Ее не хватало на всех, несправедливо было требовать ее отрыва от других: от одноногого теперь уж Бекбулатки, знаменитого, первого на «Марии-Глубокой» бойца, от Славки Лобана с раздробленной в локте рукой, которую хирурги вправили, собрали и скрепили железными кольцами-спицами, от привезенных накануне Олега Войтюка, Армена Самогонщика и младшего Колесника, Степана.

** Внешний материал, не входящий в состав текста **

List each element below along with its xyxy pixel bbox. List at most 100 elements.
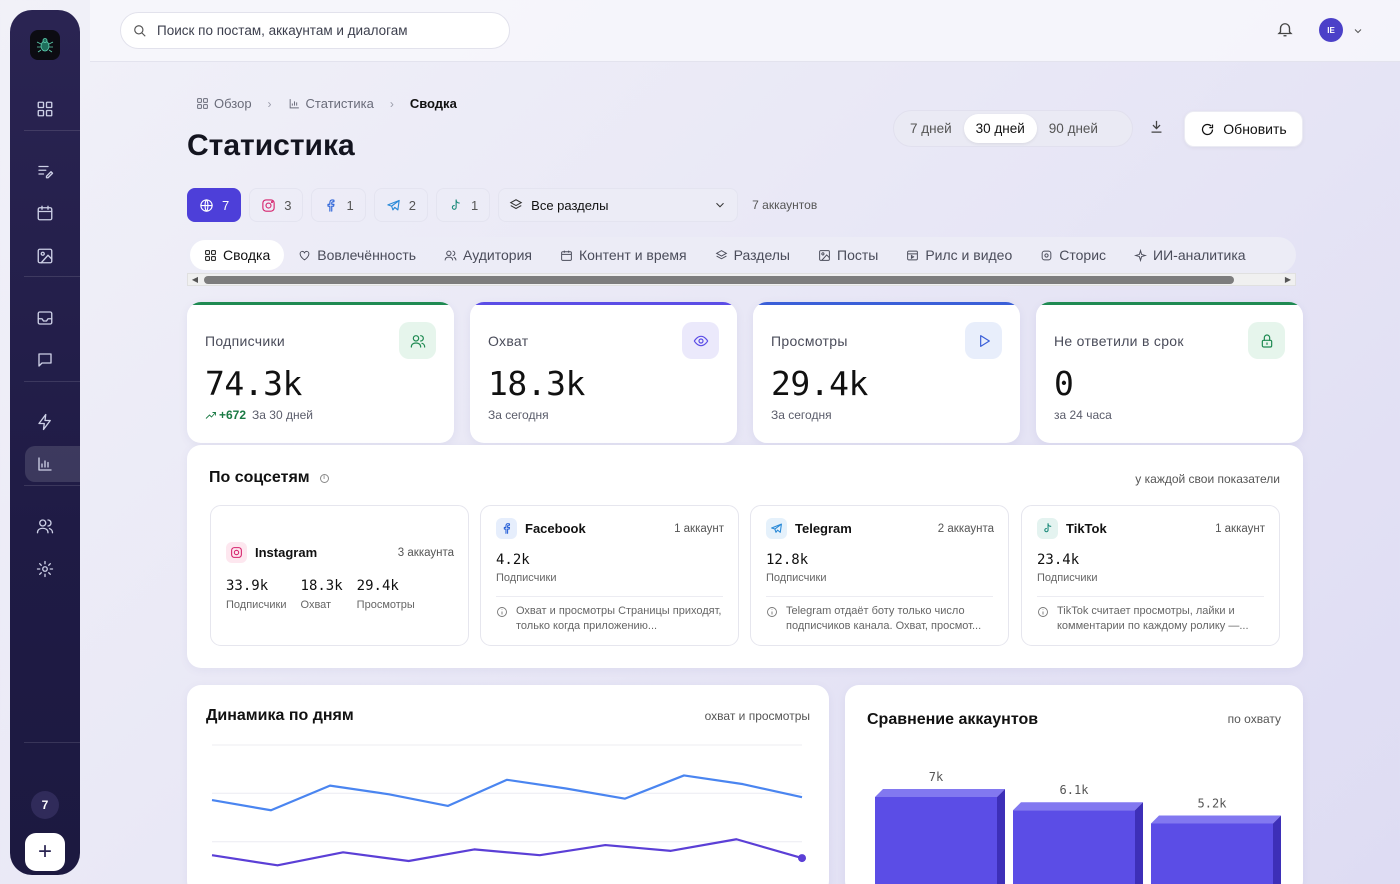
breadcrumb-statistics[interactable]: Статистика bbox=[288, 96, 374, 111]
scroll-right-arrow[interactable]: ▶ bbox=[1284, 275, 1292, 284]
tab-audience[interactable]: Аудитория bbox=[430, 240, 546, 270]
sidebar-divider bbox=[24, 485, 80, 486]
section-select-value: Все разделы bbox=[531, 197, 609, 213]
sidebar-item-calendar[interactable] bbox=[25, 195, 65, 231]
tab-engagement[interactable]: Вовлечённость bbox=[284, 240, 430, 270]
network-accounts: 2 аккаунта bbox=[937, 522, 994, 535]
calendar-icon bbox=[37, 205, 53, 221]
telegram-icon bbox=[387, 199, 400, 210]
kpi-accent-bar bbox=[753, 302, 1020, 305]
tab-stories[interactable]: Сторис bbox=[1026, 240, 1120, 270]
tab-reels-video[interactable]: Рилс и видео bbox=[892, 240, 1026, 270]
search-box bbox=[120, 12, 510, 49]
tab-label: Контент и время bbox=[578, 247, 687, 263]
network-card-tiktok[interactable]: TikTok 1 аккаунт 23.4k Подписчики TikTok… bbox=[1021, 505, 1280, 646]
bar-chart-icon bbox=[38, 457, 52, 471]
bar-side bbox=[997, 789, 1005, 884]
filter-tiktok[interactable]: 1 bbox=[435, 188, 491, 222]
tabs-scrollbar[interactable]: ◀ ▶ bbox=[187, 273, 1296, 286]
tab-summary[interactable]: Сводка bbox=[190, 240, 285, 270]
grid-icon bbox=[205, 249, 216, 261]
sidebar-item-posts[interactable] bbox=[25, 153, 65, 189]
kpi-delta: +672 bbox=[205, 408, 246, 422]
download-button[interactable] bbox=[1148, 118, 1168, 138]
sidebar-item-inbox[interactable] bbox=[25, 300, 65, 336]
bar[interactable] bbox=[1013, 810, 1135, 884]
filter-instagram[interactable]: 3 bbox=[249, 188, 304, 222]
card-note: охват и просмотры bbox=[704, 709, 810, 723]
network-note: Охват и просмотры Страницы приходят, тол… bbox=[496, 604, 723, 634]
scrollbar-thumb[interactable] bbox=[204, 276, 1234, 284]
tiktok-icon bbox=[451, 198, 460, 210]
period-90-days[interactable]: 90 дней bbox=[1048, 121, 1098, 136]
stat-value: 18.3k bbox=[300, 578, 343, 594]
tab-posts[interactable]: Посты bbox=[804, 240, 892, 270]
media-icon bbox=[37, 248, 53, 264]
stat-value: 29.4k bbox=[356, 578, 399, 594]
network-name: Instagram bbox=[255, 545, 318, 560]
bar[interactable] bbox=[1151, 823, 1273, 884]
gear-icon bbox=[36, 560, 54, 578]
sidebar-divider bbox=[24, 130, 80, 131]
breadcrumb-overview[interactable]: Обзор bbox=[196, 96, 252, 111]
users-icon bbox=[410, 334, 425, 348]
stat-label: Подписчики bbox=[226, 599, 287, 611]
sparkle-icon bbox=[1134, 248, 1148, 262]
sidebar-item-settings[interactable] bbox=[25, 551, 65, 587]
line-chart bbox=[211, 744, 806, 867]
tab-sections[interactable]: Разделы bbox=[701, 240, 804, 270]
panel-title: По соцсетям i bbox=[209, 469, 329, 487]
network-note-text: Охват и просмотры Страницы приходят, тол… bbox=[516, 605, 722, 632]
filter-telegram[interactable]: 2 bbox=[373, 188, 428, 222]
sidebar: 7 + bbox=[10, 10, 80, 875]
network-card-instagram[interactable]: Instagram 3 аккаунта 33.9k Подписчики 18… bbox=[210, 505, 469, 646]
filter-all-networks[interactable]: 7 bbox=[187, 188, 242, 222]
app-logo[interactable] bbox=[30, 30, 60, 60]
card-title: Сравнение аккаунтов bbox=[867, 711, 1039, 728]
stories-icon bbox=[1041, 250, 1052, 260]
kpi-value: 0 bbox=[1054, 364, 1074, 403]
section-select[interactable]: Все разделы bbox=[498, 188, 739, 222]
tab-ai-analytics[interactable]: ИИ-аналитика bbox=[1120, 240, 1260, 270]
network-value-label: Подписчики bbox=[496, 572, 557, 584]
network-card-facebook[interactable]: Facebook 1 аккаунт 4.2k Подписчики Охват… bbox=[480, 505, 739, 646]
filter-facebook[interactable]: 1 bbox=[311, 188, 366, 222]
video-icon bbox=[907, 250, 919, 260]
period-7-days[interactable]: 7 дней bbox=[910, 121, 952, 136]
sidebar-item-users[interactable] bbox=[25, 508, 65, 544]
period-30-days[interactable]: 30 дней bbox=[963, 114, 1037, 143]
tab-content-time[interactable]: Контент и время bbox=[546, 240, 701, 270]
sidebar-item-statistics[interactable] bbox=[25, 446, 80, 482]
card-note: по охвату bbox=[1227, 712, 1281, 726]
sidebar-item-chat[interactable] bbox=[25, 342, 65, 378]
bug-logo-icon bbox=[36, 38, 54, 53]
card-title: Динамика по дням bbox=[206, 707, 354, 724]
workspace-badge[interactable]: 7 bbox=[31, 791, 59, 819]
series-point[interactable] bbox=[798, 854, 806, 863]
network-icon-box bbox=[766, 518, 787, 539]
refresh-button[interactable]: Обновить bbox=[1184, 111, 1303, 147]
refresh-icon bbox=[1202, 123, 1214, 135]
avatar[interactable]: IE bbox=[1319, 18, 1343, 42]
bar[interactable] bbox=[875, 797, 997, 884]
sidebar-item-dashboard[interactable] bbox=[25, 91, 65, 127]
kpi-sub-label: за 24 часа bbox=[1054, 408, 1112, 422]
users-icon bbox=[36, 519, 54, 534]
search-input[interactable] bbox=[157, 23, 487, 38]
networks-panel: По соцсетям i у каждой свои показатели I… bbox=[187, 445, 1303, 668]
network-card-telegram[interactable]: Telegram 2 аккаунта 12.8k Подписчики Tel… bbox=[750, 505, 1009, 646]
kpi-sub: +672 За 30 дней bbox=[205, 408, 313, 422]
notifications-button[interactable] bbox=[1276, 19, 1296, 41]
bar-side bbox=[1135, 802, 1143, 884]
image-icon bbox=[819, 249, 830, 261]
info-icon[interactable]: i bbox=[319, 473, 329, 483]
account-menu-toggle[interactable] bbox=[1352, 24, 1364, 36]
sidebar-item-automation[interactable] bbox=[25, 404, 65, 440]
info-icon bbox=[767, 607, 777, 617]
scroll-left-arrow[interactable]: ◀ bbox=[191, 275, 199, 284]
kpi-icon-box bbox=[1248, 322, 1285, 359]
add-button[interactable]: + bbox=[25, 833, 65, 871]
sidebar-item-media[interactable] bbox=[25, 238, 65, 274]
network-note-text: TikTok считает просмотры, лайки и коммен… bbox=[1057, 605, 1249, 632]
sidebar-divider bbox=[24, 381, 80, 382]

У Армена, бутившего спирт и за то проклинаемого всеми женами и матерями Изотовки, продырявлено легкое — никому, гад, в кредит не отпустит, даже если брательник родной к нему взмолится: «Брат, похмели!», за копейку прибытка кого хочешь отравит, но когда и его дом-ларек за железным забором раздолбали пернатыми «градами», тоже вот в ополченье пошел, вслед за теми, кого ацетоновой водкой травил.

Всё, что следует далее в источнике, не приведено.